Sebagai "Bapak bahasa Indonesia" Takdir mengecam banyaknya kata kata yang berasal dari bahasa daerah diserap ke dalam bahasa Indonesia. Ia menganjurkan agar kebudayaan Indonesia benar benar harus mengacu ke barat meninggalkan segala warisan tradisional yang menyebabkan bangsa Indonesia menjadi statis.

Suatu usul yang ramai ditentang oleh Sanusi Pane, Ki Hadjar Dewantara, Tjindarbumi dan rekan sastrawan lainnya. Ki Hadjar mengkhawatirkan masih rendahnya pendidikan rakyat Indonesia pada masa itu bila langsung dihadapkan dengan kebudayaan asing. Dengan kata lain Ki Hadjar menginginkan rakyat Indonesia harus mempunyai identitas yang kokoh terlebih dahulu sebelum menyerap budaya barat.

Harapan Sutan Takdir agar kita mengacu pada kebudayaan barat mungkin sudah mulai terwujud dengan tingkatan ekstrim, namun kekhawatiran Ki Hadjar bahwa rakyat Indonesia akan terlempar dari identitasnya juga sudah terlihat jelas.
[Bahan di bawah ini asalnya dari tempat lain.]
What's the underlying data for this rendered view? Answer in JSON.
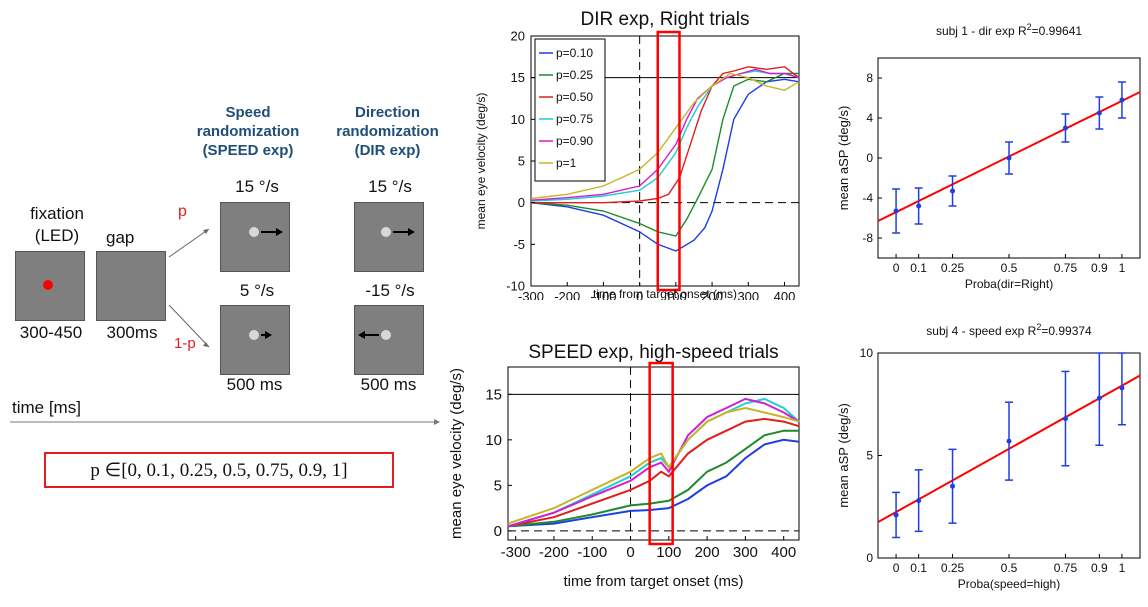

Menurut Nurachman Hanafi, Dosen FKIP Universitas Mataram dalam makalahnya untuk seminar Nasional Bahasa Indonesia tahun 2009 memperkirakan bahwa Indonesia memiliki 750 bahasa daerah yang sebenarnya sangat dikagumi oleh para peneliti asing karena ciri khas pembedanya.

Menurutnya Bahasa Jawa menempati urutan pertama dengan jumlah penutur 60 juta jiwa diikuti dengan Bahasa Sunda dengan penutur sebanyak 24 juta jiwa.

Jika keberadaan bahasa yang pluralistis melemah akan menyebabkan melemahnya pewarisan pengetahuan tentang kebahasaan. Melemahnya keberagaman bahasa membuat kekuatan adaptasi manusia sebagai mahluk sosial merosot.

Saya pernah membaca ulasan, bahwa suksesnya operasi Woyla dalam rangka membebaskan penumpang Garuda dari pembajakan di Don Muang, Thailand juga dikarenakan komunikasi rahasia di lapangan antar tentara RI menggunakan bahasa Jawa agar tidak bocor ke tangan militer Thailand maupun para pembajak. Walaupun komandan operasi grup Para Komando saat itu Kolonel Sintong Panjaitan berasal dari Sumatera, namun ia menguasai bahasa Jawa.

Sekarang semua terpulang pada generasi sekarang dan kita sebagai generasi sebelumnya, apakah kita akan terus berjalan tanpa menoleh dan membiarkan semua ciri identitas yang semula menjadi tulang punggung terbentuknya Indonesia hilang tertutup kebudayaan lain. Atau membuka pintu untuk semua kebudayaan sambil tetap merawat milik kita sendiri.

Kini saya sungguh menyesal telah meremehkan bahasa daerah, bahasa yang sebenarnya menjadi identitas unik, bukti akan keragaman suku bangsa di Indonesia. Bahasa yang sama terhormatnya seperti bahasa Inggris dan Perancis.

Sungguh saya tidak ingin menjadi bagian dari masyarakat yang serba seragam. Saat semua budaya menjadi seragam, saat itulah kematian peradaban mulai menjelang.